Вместе с тем, не могу не согласиться насчет соотечественников. Кажется, из великих лишь Пастернак да Бродский хоть в чем-то уподобились нарисованному Вами западному образу. Это неудивительно в стране, где народ плачет стихами Лермонтова, молится стихами Есенина. ХХ век был русским веком в том смысле, что страна стала ареной центральной мировой драмы. Замечу, крупные писатели пытались стать частью государственной идеологической мегамашины. Иногда удавалось, как Шолохову. Иногда — нет, как Платонову и Булгакову, кричавшим сквозь железную маску. Поэтам же не удавалось никогда. Даже не пытались. Здесь поэт — предстоятель и ответчик перед Богом за поруганный и богооставленный народ. Характерно, что русская лирика экстатична, заклинательна, близка по тональности к молитве. Есенин, Клюев, Ахматова, Цветаева, Мандельштам, даже Пастернак (самый из них респектабельный), Бродский, Губанов и другие — сплошь были трагическими личностями. Концентрировали в себе нравственный опыт нации, пропущенной в трех поколениях через такие коллизии, которые западным поэтическим собратьям и в самом страшном сне явиться не могли никак. Несли в себе национальные боль, ужас и надежду. Такие люди не могли жить как обыватели.
— Кто из поэтов-классиков для Вас наиболее важен? Кто на Вас повлиял?
— В молодости — Есенин, Башлачев. Потом — большая европейская классика: Данте, Ронсар, Мольер, Мильтон, Гете. Затем, кругами, подошел к пониманию русской классики ХХ века.
— Вы признавались в своей любви к «Времени колокольчиков», то есть к легендарной поре русского рока. В какой степени рок-поэзия оказала влияние на Ваше жизненное (творческое) формирование?
— Я часто вспоминаю то время. Период оттепели после долгой зимы. Период радости, когда сочетание слов, пусть и плохо срифмованных, давало ощущение какой-то предстоящей радости и свободы. Рок того времени действительно был звонко звучащими колокольчиками. Мы радовались за тех, у кого получалось: за Башлачева и Шевчука, Майка и Кинчева. Русский рок был живым. Рок не требовал платы, платой была жизнь.
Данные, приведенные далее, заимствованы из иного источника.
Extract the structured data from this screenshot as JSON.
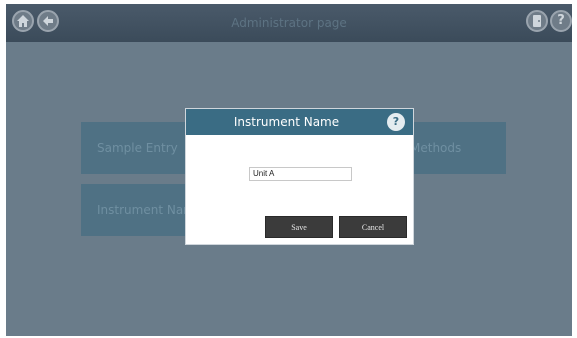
{
  "header": {
    "title": "Administrator page",
    "left_icons": [
      "home-icon",
      "back-arrow-icon"
    ],
    "right_icons": [
      "exit-door-icon",
      "help-icon"
    ],
    "help_glyph": "?"
  },
  "tiles": [
    {
      "label": "Sample Entry"
    },
    {
      "label": "Methods"
    },
    {
      "label": "Instrument Name"
    }
  ],
  "dialog": {
    "title": "Instrument Name",
    "help_glyph": "?",
    "field_value": "Unit A",
    "save_label": "Save",
    "cancel_label": "Cancel"
  },
  "colors": {
    "header": "#3b4b5a",
    "background": "#6a7c8a",
    "tile": "#4f7184",
    "dialog_header": "#3a6c84",
    "button": "#3b3b3b"
  }
}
К сожалению, многих уже нет с нами, но, тем не менее, я часто вспоминаю эти квартирные концерты, когда из трех аккордов рождалась песня. Со «Временем колокольчиков» я связываю весну русского рока. К сожалению, «время колоколов» в России так и не наступило.
— В настоящее время многие современные стихотворцы говорят о депоэтизации общества, о проблеме выживания поэзии. Это связано как со многими формальными экспериментами авангарда XX века (свободный стих и прочее), так и с реалиями современного мира: узкой профессионализацией, ужесточением ритма жизни… Как Вы смотрите на эту проблему?
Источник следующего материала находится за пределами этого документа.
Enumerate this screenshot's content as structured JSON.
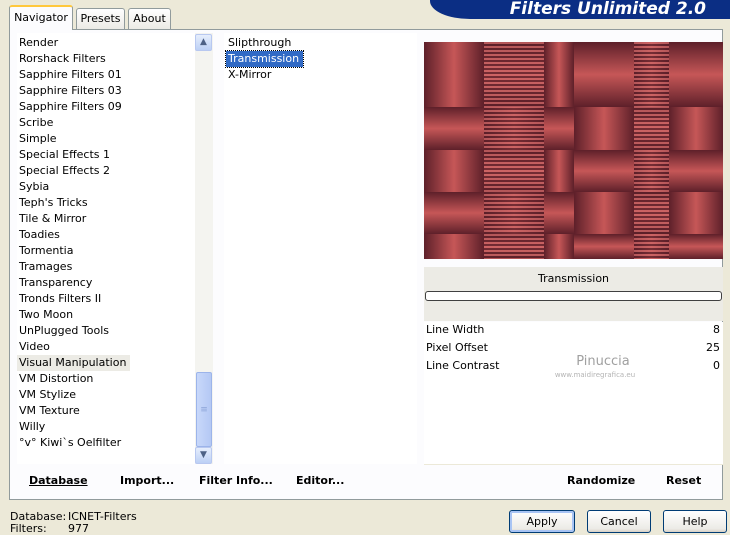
{
  "tabs": [
    {
      "label": "Navigator",
      "active": true
    },
    {
      "label": "Presets",
      "active": false
    },
    {
      "label": "About",
      "active": false
    }
  ],
  "logo": "Filters Unlimited 2.0",
  "categories": [
    "Render",
    "Rorshack Filters",
    "Sapphire Filters 01",
    "Sapphire Filters 03",
    "Sapphire Filters 09",
    "Scribe",
    "Simple",
    "Special Effects 1",
    "Special Effects 2",
    "Sybia",
    "Teph's Tricks",
    "Tile & Mirror",
    "Toadies",
    "Tormentia",
    "Tramages",
    "Transparency",
    "Tronds Filters II",
    "Two Moon",
    "UnPlugged Tools",
    "Video",
    "Visual Manipulation",
    "VM Distortion",
    "VM Stylize",
    "VM Texture",
    "Willy",
    "°v° Kiwi`s Oelfilter"
  ],
  "selected_category": "Visual Manipulation",
  "filters": [
    "Slipthrough",
    "Transmission",
    "X-Mirror"
  ],
  "selected_filter": "Transmission",
  "preview": {
    "filter_name": "Transmission",
    "colors": {
      "light": "#c85858",
      "mid": "#a04048",
      "dark": "#5a1e28",
      "stripe": "#d06868"
    }
  },
  "params": [
    {
      "label": "Line Width",
      "value": "8"
    },
    {
      "label": "Pixel Offset",
      "value": "25"
    },
    {
      "label": "Line Contrast",
      "value": "0"
    }
  ],
  "watermark": {
    "name": "Pinuccia",
    "url": "www.maidiregrafica.eu"
  },
  "bottom_buttons": {
    "database": "Database",
    "import": "Import...",
    "filter_info": "Filter Info...",
    "editor": "Editor...",
    "randomize": "Randomize",
    "reset": "Reset"
  },
  "status": {
    "database_label": "Database:",
    "database_value": "ICNET-Filters",
    "filters_label": "Filters:",
    "filters_value": "977"
  },
  "dialog_buttons": {
    "apply": "Apply",
    "cancel": "Cancel",
    "help": "Help"
  }
}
— Депоэтизация, как мне кажется, представляет собой очередной миф. Он выгоден адептам массовой культуры, заменяющей всё живое в искусстве пластиковыми копиями. Поэзия вырастает на страдании, на восторге, на победе. Пока люди будут жить подлинными, а не унифицированными телевизионными страстями, поэзия будет жить — даже в форме наскальной живописи. Теперь о ритме жизни. Авангард пожил себе, стал классикой и умер. Мир тем временем спокойно вползал в постиндустриальную цивилизацию и поэтически вдохновлялся чем угодно, только не авангардом. Массовая культура на то и массовая, что угождает любому недалекому вкусу, манипулирует любыми эпохальными стилями, любыми культурными контекстами. Настоящая поэзия в наше время в стилевом отношении может быть любой. Поэзией она является лишь постольку, поскольку сопротивляется массовой культуре, бунтует против всесмешения и всеусреднения. В ХХI веке на фоне расцвета генной инженерии и нанотехнологий, тотальной виртуализации административной и финансовой деятельности люди всё равно будут читать Гомера, Байрона, Верлена и Эллиота. Бытие не определяет поэтическое сознание.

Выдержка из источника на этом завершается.